Red and white lawn signs with the words "Drive Like Your Kids Live Here," have popped in residential areas around the country over the past year.
You may even know someone who owns one, but in a few weeks 25 of the white signs will be coming to Stonington, bought not by residents but by the town to install in residential areas under existing road signs.
The town plans to install the 25 "Drive Like Your Kids Live Here" signs as a new traffic initiative designed to raise awareness about driving safety in residential areas.
"It's another awareness measure," First Selectman Edward Haberek Jr. said.
Speeding, use of crosswalks and pedestrian safety are frequent concerns throughout Stonington, Mystic, and Pawcatuck but especially in residential areas. The police department sends out traffic alerts for weekends expected to be particularly busy and the borough has slow down signs. Still residential streets such as River Crest Drive in Pawcatuck and Cutler Street in Stonington often become cut-throughs for residents and visitors seeking a quicker way to their destination.
It was similar types of residential areas in Wethersfield, Connecticut that led to the establishment in 2010 of Drive Like Your Kids Live Here. Founder Petulia Pugliares lives in a residential area near two schools. After witnessing several accidents and near misses Pugliares did some research and discovered the leading cause of death for children under 14 involved motor vehicles. She saw the need to remind drivers to be careful.
"People were just not stopping [at the stop signs], were driving too fast and were distracted," Pugliares said.
In Stonington the white retroreflective signs will be placed underneath existing road signs in areas that a task force, that includes Haberek, Police Chief J. Darren Stewart, and Public Works Director Joe Bragaw, decides are areas prone to speeding. They will also be seeking suggestions from residents.
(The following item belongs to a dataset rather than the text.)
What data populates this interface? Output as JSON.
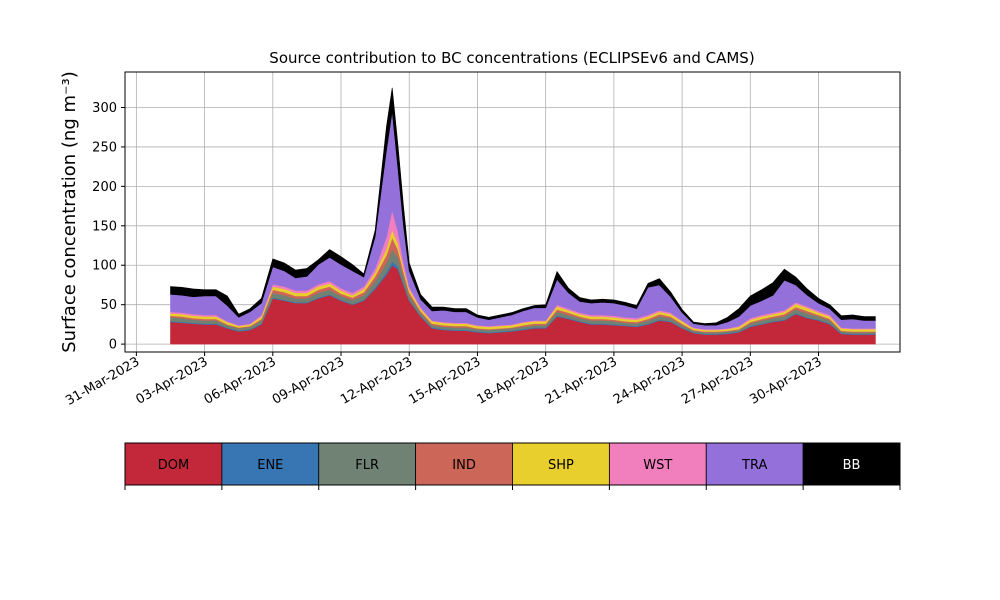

"We'll pick certain areas and see what works," Bragaw said. "If you flood out too many signs it defeats the purpose of the signs."
The town expects the signs will go up within the next two weeks and Drive Like Your Kids Live Here is also donating "Drive Like Your Kids Live Here," magnets that will go on the back of the town's highway department trucks.
"It will create more of an awareness," Haberek said.
The signs began as yard signs but Pugliares hopes towns and cities will adopt not just the signs to install but also programs to raise awareness of the issue.
"It's a new fresh face of child safety," Pugliares said. "A message that hits home."